Step 7: Scan the Image and Gate on Findings

• Build the image, then scan it with a vulnerability scanner (Trivy, Grype, or docker scout) before pushing. Trivy also runs CIS Docker/Kubernetes benchmark checks (Trivy / CIS — see References).
• Gate: block the push on any fixable HIGH or CRITICAL CVE. For an unfixable CVE with no upstream patch, record an explicit accepted-risk note with the CVE id and a re-check date rather than silently shipping.
• Re-scan after a base-image bump — a new base introduces a new CVE set.
• Optionally run a config linter (hadolint for the Dockerfile, Docker Bench for Security against the host) and surface findings alongside the CVE report.

Error Handling

• Final image is unexpectedly large: confirm the runtime stage copies only artifacts (Step 2), the base is a -slim/distroless variant (Step 1), and .dockerignore excludes node_modules/build output (Step 4).
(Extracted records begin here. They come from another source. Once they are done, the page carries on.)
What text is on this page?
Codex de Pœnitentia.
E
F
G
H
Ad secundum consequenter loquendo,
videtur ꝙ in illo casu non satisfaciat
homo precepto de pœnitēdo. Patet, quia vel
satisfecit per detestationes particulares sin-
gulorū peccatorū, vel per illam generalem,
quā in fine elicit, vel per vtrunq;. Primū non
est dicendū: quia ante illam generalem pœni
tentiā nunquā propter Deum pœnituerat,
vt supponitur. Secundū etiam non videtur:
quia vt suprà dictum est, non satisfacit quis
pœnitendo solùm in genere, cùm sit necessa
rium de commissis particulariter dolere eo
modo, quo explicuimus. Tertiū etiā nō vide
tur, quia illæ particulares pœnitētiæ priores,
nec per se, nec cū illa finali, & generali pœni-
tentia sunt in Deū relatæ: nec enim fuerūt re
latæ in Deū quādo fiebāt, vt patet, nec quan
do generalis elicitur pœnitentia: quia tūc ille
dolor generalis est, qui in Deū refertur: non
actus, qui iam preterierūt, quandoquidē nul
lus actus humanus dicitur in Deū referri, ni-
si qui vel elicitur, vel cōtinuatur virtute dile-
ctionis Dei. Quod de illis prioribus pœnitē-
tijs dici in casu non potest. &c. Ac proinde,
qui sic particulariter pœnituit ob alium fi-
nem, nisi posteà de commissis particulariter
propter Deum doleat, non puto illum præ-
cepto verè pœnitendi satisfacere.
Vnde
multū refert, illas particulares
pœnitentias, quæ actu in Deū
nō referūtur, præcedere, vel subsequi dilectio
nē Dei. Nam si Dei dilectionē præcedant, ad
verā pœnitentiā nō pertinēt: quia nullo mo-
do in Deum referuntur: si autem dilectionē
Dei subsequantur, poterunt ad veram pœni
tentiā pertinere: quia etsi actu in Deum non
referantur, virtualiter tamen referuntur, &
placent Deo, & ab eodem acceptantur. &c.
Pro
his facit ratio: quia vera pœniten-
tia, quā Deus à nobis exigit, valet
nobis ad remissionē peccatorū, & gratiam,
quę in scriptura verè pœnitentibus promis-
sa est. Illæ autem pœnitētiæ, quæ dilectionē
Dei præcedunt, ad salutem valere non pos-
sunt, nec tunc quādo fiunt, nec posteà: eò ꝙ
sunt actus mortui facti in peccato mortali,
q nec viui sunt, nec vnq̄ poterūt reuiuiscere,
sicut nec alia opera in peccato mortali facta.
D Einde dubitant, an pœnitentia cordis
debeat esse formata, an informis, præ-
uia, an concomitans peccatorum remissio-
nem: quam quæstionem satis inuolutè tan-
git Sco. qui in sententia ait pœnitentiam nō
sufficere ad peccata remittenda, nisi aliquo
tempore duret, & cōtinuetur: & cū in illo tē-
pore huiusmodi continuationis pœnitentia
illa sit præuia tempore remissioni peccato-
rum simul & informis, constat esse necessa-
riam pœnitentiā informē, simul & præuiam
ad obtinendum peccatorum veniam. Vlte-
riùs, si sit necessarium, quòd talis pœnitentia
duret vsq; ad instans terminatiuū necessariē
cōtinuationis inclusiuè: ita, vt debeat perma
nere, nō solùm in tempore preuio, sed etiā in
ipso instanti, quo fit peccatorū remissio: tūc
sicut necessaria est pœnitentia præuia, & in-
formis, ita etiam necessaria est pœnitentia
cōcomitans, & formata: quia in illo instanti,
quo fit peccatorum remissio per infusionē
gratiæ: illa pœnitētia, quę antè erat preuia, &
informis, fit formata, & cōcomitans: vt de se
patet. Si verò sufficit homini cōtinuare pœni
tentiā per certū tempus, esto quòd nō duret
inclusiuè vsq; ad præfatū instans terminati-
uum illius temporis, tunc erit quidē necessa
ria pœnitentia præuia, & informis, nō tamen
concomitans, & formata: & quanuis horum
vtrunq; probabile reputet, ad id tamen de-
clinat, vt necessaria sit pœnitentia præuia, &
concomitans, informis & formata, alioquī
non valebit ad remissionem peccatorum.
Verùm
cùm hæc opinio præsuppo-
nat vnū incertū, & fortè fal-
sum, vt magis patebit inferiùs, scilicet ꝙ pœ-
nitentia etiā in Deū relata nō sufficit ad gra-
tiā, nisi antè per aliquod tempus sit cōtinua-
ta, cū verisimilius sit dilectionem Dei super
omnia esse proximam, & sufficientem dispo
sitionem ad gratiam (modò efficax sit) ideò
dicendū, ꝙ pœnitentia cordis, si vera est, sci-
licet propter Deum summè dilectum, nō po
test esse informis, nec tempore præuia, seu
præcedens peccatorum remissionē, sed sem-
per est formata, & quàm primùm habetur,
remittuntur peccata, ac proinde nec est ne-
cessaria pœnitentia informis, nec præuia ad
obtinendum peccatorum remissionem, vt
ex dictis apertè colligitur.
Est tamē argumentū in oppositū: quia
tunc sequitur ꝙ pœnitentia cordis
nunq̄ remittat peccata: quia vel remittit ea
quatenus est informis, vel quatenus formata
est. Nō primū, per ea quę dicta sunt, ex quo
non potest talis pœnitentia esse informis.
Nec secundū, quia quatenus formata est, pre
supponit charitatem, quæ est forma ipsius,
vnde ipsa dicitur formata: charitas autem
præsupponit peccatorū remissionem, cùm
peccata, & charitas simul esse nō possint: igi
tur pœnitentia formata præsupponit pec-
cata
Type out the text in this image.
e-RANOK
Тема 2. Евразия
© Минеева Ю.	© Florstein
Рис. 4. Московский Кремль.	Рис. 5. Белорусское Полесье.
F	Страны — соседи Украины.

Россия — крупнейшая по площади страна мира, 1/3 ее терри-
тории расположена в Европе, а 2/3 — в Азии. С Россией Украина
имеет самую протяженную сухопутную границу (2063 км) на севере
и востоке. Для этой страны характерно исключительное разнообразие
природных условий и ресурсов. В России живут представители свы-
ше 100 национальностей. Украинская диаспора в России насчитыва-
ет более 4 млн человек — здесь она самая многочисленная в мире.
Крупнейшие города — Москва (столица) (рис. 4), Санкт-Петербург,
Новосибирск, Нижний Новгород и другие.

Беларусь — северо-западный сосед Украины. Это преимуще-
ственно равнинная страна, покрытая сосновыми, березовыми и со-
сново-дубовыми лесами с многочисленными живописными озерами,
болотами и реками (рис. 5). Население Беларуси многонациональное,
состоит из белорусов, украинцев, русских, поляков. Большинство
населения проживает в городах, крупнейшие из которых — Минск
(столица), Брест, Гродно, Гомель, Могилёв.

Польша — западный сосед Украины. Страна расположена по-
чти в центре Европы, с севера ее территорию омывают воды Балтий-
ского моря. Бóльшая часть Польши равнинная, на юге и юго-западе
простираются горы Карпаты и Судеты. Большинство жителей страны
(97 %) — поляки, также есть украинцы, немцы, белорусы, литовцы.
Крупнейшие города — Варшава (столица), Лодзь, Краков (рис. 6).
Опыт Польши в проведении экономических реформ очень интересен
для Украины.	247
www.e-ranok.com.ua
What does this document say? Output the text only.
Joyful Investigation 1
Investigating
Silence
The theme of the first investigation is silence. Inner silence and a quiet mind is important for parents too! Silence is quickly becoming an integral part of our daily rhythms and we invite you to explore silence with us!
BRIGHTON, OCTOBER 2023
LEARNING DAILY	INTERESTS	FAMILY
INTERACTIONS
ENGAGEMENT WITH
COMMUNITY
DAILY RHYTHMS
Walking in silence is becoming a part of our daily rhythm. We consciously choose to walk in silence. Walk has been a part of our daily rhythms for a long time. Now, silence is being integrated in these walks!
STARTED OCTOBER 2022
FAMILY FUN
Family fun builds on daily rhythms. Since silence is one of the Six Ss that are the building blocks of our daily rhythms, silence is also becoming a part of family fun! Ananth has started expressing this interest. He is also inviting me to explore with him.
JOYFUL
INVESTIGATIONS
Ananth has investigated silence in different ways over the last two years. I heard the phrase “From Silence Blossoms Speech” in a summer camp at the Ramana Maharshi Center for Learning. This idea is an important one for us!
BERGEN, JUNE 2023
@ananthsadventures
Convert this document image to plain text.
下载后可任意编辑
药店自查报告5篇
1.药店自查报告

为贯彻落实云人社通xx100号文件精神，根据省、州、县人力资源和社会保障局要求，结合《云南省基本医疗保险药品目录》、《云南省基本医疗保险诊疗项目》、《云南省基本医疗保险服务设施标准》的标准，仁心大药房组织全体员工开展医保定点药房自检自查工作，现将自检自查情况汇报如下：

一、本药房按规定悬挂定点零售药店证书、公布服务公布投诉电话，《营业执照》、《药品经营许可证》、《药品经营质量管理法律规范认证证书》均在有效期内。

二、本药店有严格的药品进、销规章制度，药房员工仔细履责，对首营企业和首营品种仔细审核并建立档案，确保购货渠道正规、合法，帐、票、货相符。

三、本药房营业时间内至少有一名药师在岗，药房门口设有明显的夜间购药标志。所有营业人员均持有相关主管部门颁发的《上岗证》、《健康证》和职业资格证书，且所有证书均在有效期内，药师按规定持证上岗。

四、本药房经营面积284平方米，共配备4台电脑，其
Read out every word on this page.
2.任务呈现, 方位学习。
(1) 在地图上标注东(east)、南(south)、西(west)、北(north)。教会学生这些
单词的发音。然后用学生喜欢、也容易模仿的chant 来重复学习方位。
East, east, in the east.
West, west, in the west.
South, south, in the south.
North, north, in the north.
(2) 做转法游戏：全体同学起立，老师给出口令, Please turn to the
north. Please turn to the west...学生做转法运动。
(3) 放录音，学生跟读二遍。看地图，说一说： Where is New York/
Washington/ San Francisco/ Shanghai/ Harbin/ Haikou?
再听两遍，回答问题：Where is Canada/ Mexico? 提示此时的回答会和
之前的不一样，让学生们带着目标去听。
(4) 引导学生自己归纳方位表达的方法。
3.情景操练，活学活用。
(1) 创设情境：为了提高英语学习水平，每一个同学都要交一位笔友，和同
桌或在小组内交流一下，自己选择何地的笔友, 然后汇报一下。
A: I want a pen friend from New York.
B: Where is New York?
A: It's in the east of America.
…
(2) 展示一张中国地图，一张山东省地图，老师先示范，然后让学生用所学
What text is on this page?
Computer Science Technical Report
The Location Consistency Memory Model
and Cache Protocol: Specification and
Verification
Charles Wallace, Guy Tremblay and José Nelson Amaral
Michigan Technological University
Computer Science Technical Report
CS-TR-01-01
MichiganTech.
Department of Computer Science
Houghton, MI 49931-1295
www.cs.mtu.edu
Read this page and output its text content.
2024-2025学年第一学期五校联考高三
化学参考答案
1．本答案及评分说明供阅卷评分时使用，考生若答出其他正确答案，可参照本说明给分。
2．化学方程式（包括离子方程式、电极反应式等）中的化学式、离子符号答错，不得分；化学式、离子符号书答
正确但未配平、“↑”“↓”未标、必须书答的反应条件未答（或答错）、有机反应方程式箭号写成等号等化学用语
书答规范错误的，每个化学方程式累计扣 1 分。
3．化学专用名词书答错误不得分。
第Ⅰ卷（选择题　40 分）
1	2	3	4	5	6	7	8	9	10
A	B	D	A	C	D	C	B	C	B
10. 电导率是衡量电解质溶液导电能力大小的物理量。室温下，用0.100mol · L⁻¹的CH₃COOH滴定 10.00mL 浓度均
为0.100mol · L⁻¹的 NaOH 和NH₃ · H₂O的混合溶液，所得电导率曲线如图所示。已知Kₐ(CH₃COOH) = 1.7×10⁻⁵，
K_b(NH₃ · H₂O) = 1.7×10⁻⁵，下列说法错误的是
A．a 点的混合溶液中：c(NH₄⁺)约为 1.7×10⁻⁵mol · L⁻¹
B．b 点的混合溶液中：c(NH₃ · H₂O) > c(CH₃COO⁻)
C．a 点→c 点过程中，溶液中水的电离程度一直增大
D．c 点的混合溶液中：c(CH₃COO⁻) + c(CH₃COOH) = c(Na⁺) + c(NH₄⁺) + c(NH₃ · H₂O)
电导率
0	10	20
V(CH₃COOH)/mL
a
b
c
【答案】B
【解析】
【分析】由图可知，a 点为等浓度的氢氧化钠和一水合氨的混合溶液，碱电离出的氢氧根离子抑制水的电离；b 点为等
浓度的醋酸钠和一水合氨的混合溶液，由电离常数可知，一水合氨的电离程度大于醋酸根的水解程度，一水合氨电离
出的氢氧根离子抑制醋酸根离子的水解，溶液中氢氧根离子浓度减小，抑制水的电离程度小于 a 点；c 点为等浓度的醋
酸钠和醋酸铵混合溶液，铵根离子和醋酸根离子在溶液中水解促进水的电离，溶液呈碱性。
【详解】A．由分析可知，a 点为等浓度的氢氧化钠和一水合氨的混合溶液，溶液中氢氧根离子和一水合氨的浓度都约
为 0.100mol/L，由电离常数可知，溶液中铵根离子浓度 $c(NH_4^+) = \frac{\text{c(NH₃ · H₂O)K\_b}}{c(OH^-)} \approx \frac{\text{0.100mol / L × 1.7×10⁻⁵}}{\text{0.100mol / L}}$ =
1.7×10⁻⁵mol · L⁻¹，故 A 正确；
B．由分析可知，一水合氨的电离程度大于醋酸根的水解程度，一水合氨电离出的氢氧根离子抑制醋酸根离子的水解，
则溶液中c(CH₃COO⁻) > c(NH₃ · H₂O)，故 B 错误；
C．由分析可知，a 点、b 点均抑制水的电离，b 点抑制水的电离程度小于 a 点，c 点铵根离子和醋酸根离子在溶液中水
A multi-hundred-MB image usually means the build toolchain leaked into the runtime stage.
• App fails to start as non-root: the process is binding a privileged port (<1024) or writing to a path it no longer owns. Bind a high port and map it at the orchestrator, or chown the writable path to the app UID in the build stage. Do not revert to root.
• readOnlyRootFilesystem: true breaks the app: mount an emptyDir volume at the specific writable path (cache, tmp) the app needs rather than disabling the read-only root.
• Scanner reports a CVE with no fix: do not silently ship. Record the CVE id, affected package, and a re-evaluation date as an accepted-risk note; escalate if it is on the request path and exploitable.
• Build needs a secret: never COPY or ARG it into a layer. Use a BuildKit secret mount (RUN --mount=type=secret); if that is unavailable, build the artifact outside the image and COPY only the result.

Definition of Done

• Multi-stage Dockerfile: build stage and a runtime stage carrying only runtime artifacts
• Runs as a non-root user with an explicit UID; no sudo; HEALTHCHECK present
• Minimal pinned base image (no latest); .dockerignore verified to shrink the build context
• docker-compose for local dev with per-service healthchecks and gitignored secret injection
• Kubernetes manifest with securityContext (runAsNonRoot, dropped capabilities, read-only root), resource limits, and probes
• Image scanned; build/push gated on fixable HIGH/CRITICAL CVEs; accepted-risk notes recorded for unfixable findings
• No secret in any image layer, compose file, or manifest

References

• Docker, Inc. "Building best practices — Dockerfile." https://docs.docker.com/build/building/best-practices/ (accessed 2026-06-02, Docker Docs, official-docs). Source for the minimal-base-image guidance (Step 1), the non-root USER with explicit UID and the no-sudo/gosu rule (Step 3), and COPY-over-ADD. Multi-stage build mechanics (Step 2): https://docs.docker.com/build/building/multi-stage/.
• OWASP Foundation. "Docker Security Cheat Sheet." https://cheatsheetseries.owasp.org/cheatsheets/Docker_Security_Cheat_Sheet.html (accessed 2026-06-02, OWASP, official-docs). Source for the drop-all-capabilities-then-add-back posture (Steps 6), the no-secrets-in-layers rule (Steps 2–4), and the root-escape blast-radius rationale behind the mandatory non-root user (Step 3). Container-environment controls: OWASP Docker Top 10 https://owasp.org/www-project-docker-top-10/.
• Center for Internet Security / Aqua Security (Trivy). "CIS Docker Benchmark — HEALTHCHECK (control 4.6) and Trivy CIS benchmark scanning." https://www.cisecurity.org/benchmark/docker and https://www.aquasec.com/blog/trivy-kubernetes-cis-benchmark-scanning/ (accessed 2026-06-02, CIS official-docs + Aqua Security established-library). Source for the HEALTHCHECK requirement (Step 3), the Kubernetes securityContext hardening fields (Step 6), and the Trivy CIS-benchmark image-scan gate (Step 7).